Now, one might think that since the US 10-year Treasury yields just 2.08% today none of this really matters. The US is not alone in deficit spending, after all, and at least its size, geopolitical importance, and 100% dollar-denominated debt buffer it from the sort of debt crises that have befallen other countries.

But we can’t help but think the dramatic shift between pre- and post-Financial Crisis in terms of deficit/GDP has long-term ramifications. For example:

  • Assuming that the deficit/GDP ratio rises by 3 points in the next recession (typical of past downturns), the US budget shortfall will increase by $600 billion ($20 billion in GDP times 3%). And that’s on top of the $1 trillion/year deficit the US currently carries.
  • This will put some real pressure on the Federal Reserve to buy Treasuries in order to offset government issuance and keep long-term rates as low as possible.
  • Depending on the depth of the next recession and its timing, the Federal government may need to spend even more than the typical 3% drawdown. This may be necessary, for example, if companies choose the next recession to adopt new labor cost-saving technologies at scale.
  • Taken to its extreme, the recent experience of high deficits and low interest rates fosters the notion that the US government can basically borrow whatever amount it wants for whatever purpose it desires. That works until it doesn’t.

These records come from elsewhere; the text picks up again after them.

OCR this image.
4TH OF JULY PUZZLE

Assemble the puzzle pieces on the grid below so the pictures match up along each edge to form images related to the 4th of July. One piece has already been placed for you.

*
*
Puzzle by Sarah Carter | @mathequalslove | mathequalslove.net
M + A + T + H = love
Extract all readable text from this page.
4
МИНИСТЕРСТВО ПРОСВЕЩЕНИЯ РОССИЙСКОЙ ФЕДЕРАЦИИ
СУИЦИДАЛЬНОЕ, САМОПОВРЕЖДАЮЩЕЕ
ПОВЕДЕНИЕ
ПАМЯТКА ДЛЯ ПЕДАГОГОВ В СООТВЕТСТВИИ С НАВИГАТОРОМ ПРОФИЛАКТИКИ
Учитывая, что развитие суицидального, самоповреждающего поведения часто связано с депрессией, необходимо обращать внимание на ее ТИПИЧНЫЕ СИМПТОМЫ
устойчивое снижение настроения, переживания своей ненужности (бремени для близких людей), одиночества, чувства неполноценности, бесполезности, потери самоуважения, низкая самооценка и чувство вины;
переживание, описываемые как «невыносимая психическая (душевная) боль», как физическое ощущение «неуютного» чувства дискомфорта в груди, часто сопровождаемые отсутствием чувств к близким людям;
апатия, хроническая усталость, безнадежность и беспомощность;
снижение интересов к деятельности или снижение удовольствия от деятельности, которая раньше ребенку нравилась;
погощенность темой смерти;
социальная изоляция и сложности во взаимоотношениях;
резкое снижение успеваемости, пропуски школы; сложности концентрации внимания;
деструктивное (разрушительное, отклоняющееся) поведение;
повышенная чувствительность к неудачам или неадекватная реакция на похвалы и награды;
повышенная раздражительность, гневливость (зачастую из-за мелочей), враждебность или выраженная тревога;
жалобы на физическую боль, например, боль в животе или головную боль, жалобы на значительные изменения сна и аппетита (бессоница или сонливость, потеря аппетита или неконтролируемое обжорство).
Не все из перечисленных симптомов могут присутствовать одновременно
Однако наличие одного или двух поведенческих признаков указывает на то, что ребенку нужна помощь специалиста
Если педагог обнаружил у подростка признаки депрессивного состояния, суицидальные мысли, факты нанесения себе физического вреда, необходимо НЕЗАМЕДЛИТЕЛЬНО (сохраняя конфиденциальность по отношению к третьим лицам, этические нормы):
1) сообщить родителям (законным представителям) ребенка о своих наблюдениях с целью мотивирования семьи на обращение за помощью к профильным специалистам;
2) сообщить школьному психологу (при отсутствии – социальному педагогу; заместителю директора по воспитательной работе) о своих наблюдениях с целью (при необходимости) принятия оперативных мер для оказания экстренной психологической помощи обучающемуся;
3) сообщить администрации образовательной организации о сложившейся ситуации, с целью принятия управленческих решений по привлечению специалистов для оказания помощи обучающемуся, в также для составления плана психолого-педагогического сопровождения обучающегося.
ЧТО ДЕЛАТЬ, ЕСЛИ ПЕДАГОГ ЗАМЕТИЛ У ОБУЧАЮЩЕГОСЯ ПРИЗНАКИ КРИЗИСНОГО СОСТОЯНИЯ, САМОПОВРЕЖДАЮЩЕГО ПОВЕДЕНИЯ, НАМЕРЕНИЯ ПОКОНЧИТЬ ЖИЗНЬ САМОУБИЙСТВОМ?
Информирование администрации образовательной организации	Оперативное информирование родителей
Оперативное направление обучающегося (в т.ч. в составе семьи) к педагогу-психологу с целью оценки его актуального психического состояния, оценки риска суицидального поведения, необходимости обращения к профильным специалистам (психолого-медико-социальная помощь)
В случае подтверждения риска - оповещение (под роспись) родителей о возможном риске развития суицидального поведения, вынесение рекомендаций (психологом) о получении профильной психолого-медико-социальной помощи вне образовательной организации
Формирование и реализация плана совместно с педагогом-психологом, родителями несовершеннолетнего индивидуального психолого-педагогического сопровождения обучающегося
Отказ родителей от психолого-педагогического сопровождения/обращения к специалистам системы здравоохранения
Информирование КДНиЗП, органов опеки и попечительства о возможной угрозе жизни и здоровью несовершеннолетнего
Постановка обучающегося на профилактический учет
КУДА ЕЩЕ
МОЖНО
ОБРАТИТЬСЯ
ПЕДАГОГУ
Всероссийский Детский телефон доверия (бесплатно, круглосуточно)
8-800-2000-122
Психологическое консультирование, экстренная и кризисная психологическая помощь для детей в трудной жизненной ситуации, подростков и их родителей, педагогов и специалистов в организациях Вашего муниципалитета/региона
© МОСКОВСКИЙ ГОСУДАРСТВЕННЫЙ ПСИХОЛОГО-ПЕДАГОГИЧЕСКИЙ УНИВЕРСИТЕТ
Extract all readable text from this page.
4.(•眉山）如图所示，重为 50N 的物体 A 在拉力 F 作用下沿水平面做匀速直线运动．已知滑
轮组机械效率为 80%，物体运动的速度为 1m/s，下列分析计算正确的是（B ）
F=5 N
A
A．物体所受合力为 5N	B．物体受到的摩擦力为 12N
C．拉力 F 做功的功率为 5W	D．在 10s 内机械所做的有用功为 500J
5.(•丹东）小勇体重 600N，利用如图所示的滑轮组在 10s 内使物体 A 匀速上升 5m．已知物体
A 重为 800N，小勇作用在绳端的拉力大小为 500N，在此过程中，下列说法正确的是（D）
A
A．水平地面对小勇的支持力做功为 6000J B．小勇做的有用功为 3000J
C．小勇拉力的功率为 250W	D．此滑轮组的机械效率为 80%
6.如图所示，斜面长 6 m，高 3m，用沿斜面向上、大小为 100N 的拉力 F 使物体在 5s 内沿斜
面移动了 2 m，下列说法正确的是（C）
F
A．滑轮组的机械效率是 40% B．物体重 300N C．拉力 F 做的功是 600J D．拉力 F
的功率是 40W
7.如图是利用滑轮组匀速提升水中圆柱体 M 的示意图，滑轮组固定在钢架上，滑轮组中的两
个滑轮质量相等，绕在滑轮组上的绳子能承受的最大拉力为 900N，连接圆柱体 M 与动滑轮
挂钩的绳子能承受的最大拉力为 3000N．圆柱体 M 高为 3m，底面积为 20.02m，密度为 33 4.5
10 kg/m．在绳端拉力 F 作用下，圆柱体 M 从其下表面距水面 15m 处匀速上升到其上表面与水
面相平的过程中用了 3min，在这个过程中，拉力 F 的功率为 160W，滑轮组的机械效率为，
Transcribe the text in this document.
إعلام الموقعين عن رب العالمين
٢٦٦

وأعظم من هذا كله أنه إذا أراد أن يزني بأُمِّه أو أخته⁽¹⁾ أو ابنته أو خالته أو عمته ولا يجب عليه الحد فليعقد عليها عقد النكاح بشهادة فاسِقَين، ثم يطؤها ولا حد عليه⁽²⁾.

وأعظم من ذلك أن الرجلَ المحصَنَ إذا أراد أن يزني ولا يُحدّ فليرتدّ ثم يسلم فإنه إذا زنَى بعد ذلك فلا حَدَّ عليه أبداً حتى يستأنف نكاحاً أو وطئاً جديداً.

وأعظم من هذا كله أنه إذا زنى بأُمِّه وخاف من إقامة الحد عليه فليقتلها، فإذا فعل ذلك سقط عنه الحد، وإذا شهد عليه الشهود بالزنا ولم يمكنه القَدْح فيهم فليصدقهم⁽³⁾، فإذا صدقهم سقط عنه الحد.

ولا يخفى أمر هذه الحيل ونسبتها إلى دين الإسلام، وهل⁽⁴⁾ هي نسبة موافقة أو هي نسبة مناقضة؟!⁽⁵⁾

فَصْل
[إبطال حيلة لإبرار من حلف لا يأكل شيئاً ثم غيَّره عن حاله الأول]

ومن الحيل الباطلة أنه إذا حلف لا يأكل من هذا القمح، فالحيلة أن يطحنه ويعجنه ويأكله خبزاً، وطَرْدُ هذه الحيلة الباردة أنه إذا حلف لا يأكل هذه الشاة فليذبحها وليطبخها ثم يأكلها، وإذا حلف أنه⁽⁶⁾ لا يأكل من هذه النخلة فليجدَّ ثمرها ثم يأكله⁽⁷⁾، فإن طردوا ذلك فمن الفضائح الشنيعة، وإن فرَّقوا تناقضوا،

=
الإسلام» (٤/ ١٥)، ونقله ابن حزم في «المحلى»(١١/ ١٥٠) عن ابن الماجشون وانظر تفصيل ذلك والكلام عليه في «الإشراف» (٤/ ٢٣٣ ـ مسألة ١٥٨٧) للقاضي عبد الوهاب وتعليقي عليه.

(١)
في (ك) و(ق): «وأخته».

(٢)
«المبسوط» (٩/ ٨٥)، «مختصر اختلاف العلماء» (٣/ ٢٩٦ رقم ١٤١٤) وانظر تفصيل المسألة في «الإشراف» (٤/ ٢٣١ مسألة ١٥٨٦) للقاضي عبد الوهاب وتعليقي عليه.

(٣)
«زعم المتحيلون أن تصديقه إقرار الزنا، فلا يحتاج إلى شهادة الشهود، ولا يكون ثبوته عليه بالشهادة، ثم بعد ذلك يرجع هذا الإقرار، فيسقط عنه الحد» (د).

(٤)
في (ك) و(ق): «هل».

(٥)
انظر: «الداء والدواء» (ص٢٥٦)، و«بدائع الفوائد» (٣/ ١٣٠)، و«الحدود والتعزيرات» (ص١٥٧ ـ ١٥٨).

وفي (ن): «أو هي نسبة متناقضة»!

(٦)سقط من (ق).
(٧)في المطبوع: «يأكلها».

Summing up: deficit analysis tends to get lumped in with other economic ghost stories because slow global growth and tame inflation have limited its ability to inform the direction of interest rates. Fair enough, that: only theories that predict future price action merit attention.

But we’ll close this section with a story about Pete Peterson, the co-founder of Blackstone among many other accomplishments, and a well-known deficit hawk late in his life. I attended a talk he gave about a decade ago where someone asked him “Are you changing your personal investments to incorporate your fears about unsustainable government spending?”

His answer was surprising given the passion he had for the topic: “For many years I did not. But I am starting to now, yes…” We feel the same way now.